Silenciosa y confusa, regresó junto al fuego, mientras Valancourt, con agitación creciente, paseaba por la habitación, como si quisiera y temiera hablar, y Theresa expresó sin contenerse su alegría y satisfacción por verle de nuevo.

—¡Querido señor! —dijo—, nunca he estado tan sorprendida y tan feliz en mi vida. Estábamos envueltas en grandes tribulaciones antes de que vinierais, porque pensábamos que habíais muerto, y hablábamos y nos lamentábamos por vos en el momento preciso en que llamasteis a la puerta. Mi joven ama estaba llorando a punto de romper su corazón...

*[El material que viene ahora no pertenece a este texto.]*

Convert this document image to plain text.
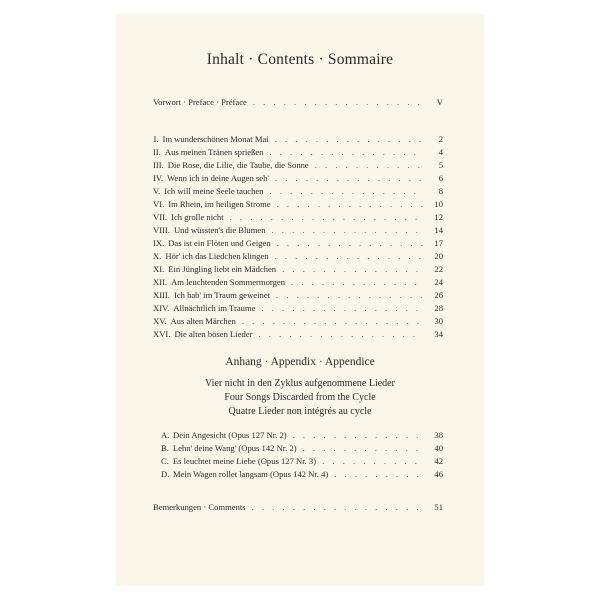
Inhalt · Contents · Sommaire
Vorwort · Preface · Préface . . .	V
I. Im wunderschönen Monat Mai . . .	2
II. Aus meinen Tränen sprießen . . .	4
III. Die Rose, die Lilie, die Taube, die Sonne . . .	5
IV. Wenn ich in deine Augen seh' . . .	6
V. Ich will meine Seele tauchen . . .	8
VI. Im Rhein, im heiligen Strome . . .	10
VII. Ich grolle nicht . . .	12
VIII. Und wüssten's die Blumen . . .	14
IX. Das ist ein Flöten und Geigen . . .	17
X. Hör' ich das Liedchen klingen . . .	20
XI. Ein Jüngling liebt ein Mädchen . . .	22
XII. Am leuchtenden Sommermorgen . . .	24
XIII. Ich hab' im Traum geweinet . . .	26
XIV. Allnächtlich im Traume . . .	28
XV. Aus alten Märchen . . .	30
XVI. Die alten bösen Lieder . . .	34
Anhang · Appendix · Appendice
Vier nicht in den Zyklus aufgenommene Lieder
Four Songs Discarded from the Cycle
Quatre Lieder non intégrés au cycle
A. Dein Angesicht (Opus 127 Nr. 2) . . .	38
B. Lehn' deine Wang' (Opus 142 Nr. 2) . . .	40
C. Es leuchtet meine Liebe (Opus 127 Nr. 3) . . .	42
D. Mein Wagen rollet langsam (Opus 142 Nr. 4) . . .	46
Bemerkungen · Comments . . .	51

Emily la miró con desagrado, pero antes de que pudiera hablar, Valancourt, incapaz de contener la emoción que el descubrimiento imprudente de Theresa le había revelado, exclamó:

—¡Oh, mi Emily! ¡Sigo siendo querido para ti! ¿Sigues concediéndome el honor de un pensamiento, de una lágrimas? ¡Oh, cielos! ¡Estás llorando, sigues llorando!

—Theresa, señor —dijo Emily, con tono reservado y tratando de dominar sus lágrimas—, tiene razones para recordaros con gratitud, y estaba preocupada porque últimamente no había tenido noticias de vos. Permitidme que os agradezca las bondades que le habéis mostrado, y deciros que, puesto que he regresado, no debe seguir en deuda con vos.

—Emily —dijo Valancourt, que ya no dominaba sus emociones—, ¿es así como te encuentras con aquel que en otro tiempo quisiste honrar con tu mano? ¿Así te encuentras con el que has amado y por el que has sufrido? Sin embargo, ¿qué es lo que digo? Perdonadme, perdonadme, mademoiselle St. Aubert, no sé lo que he dicho. Ya no tengo derecho alguno sobre vuestros recuerdos, he abandonado toda pretensión de lograr vuestra estima, vuestro amor. ¡Sí! No me dejéis olvidar que una vez poseí vuestro afecto, aunque sepa que lo he perdido, ésta es mi más severa aflicción. ¡Aflicción! ¿Debo llamarla así? Ése es un término suave.

—¡Querido señor! —dijo Theresa, impidiendo que Emily contestara—. ¡Habláis de cuando teníais su afecto! Mi querida señorita os ama ahora más de lo que ha querido a nadie en todo el mundo, aunque pretenda negarlo.

—¡Esto es insoportable! —dijo Emily—. Theresa, no sabes lo que dices. Señor, si respetáis mi tranquilidad, me libraréis de que se mantenga esta situación.

—Respeto demasiado vuestra tranquilidad para interrumpirla voluntariamente —replicó Valancourt, en cuyo pecho el orgullo luchaba con la ternura—, y no seré un intruso voluntario. Habría solicitado unos momentos de atención, aunque no sé con qué propósito. Vos habéis cesado de estimarme y contaros mis sufrimientos me degradaría más, sin despertar siquiera vuestra piedad. Sin embargo he estado, ¡oh Emily!, he sido muy desgraciado —añadió Valancourt en un tono que pasó de la solemnidad al dolor.

—¿Cómo? ¿Va a salir mi joven amo con toda esa lluvia? —dijo Theresa—, no, no dará un paso. ¡Es terrible ver cómo los jóvenes se atreven a echar fuera su felicidad!

Si fuerais pobres no ocurriría nada de esto. Hablar de no ser merecedores, de no preocuparse el uno por el otro, cuando sé que no existe una señora ni un caballero de mejor corazón en toda la provincia. Ni de ningún otro amor que sea la mitad de perfecto, si se dice lo que es cierto.

Emily, sintiéndose vejada, se levantó de la silla,

—Debo marcharme —dijo—, la tormenta ha pasado.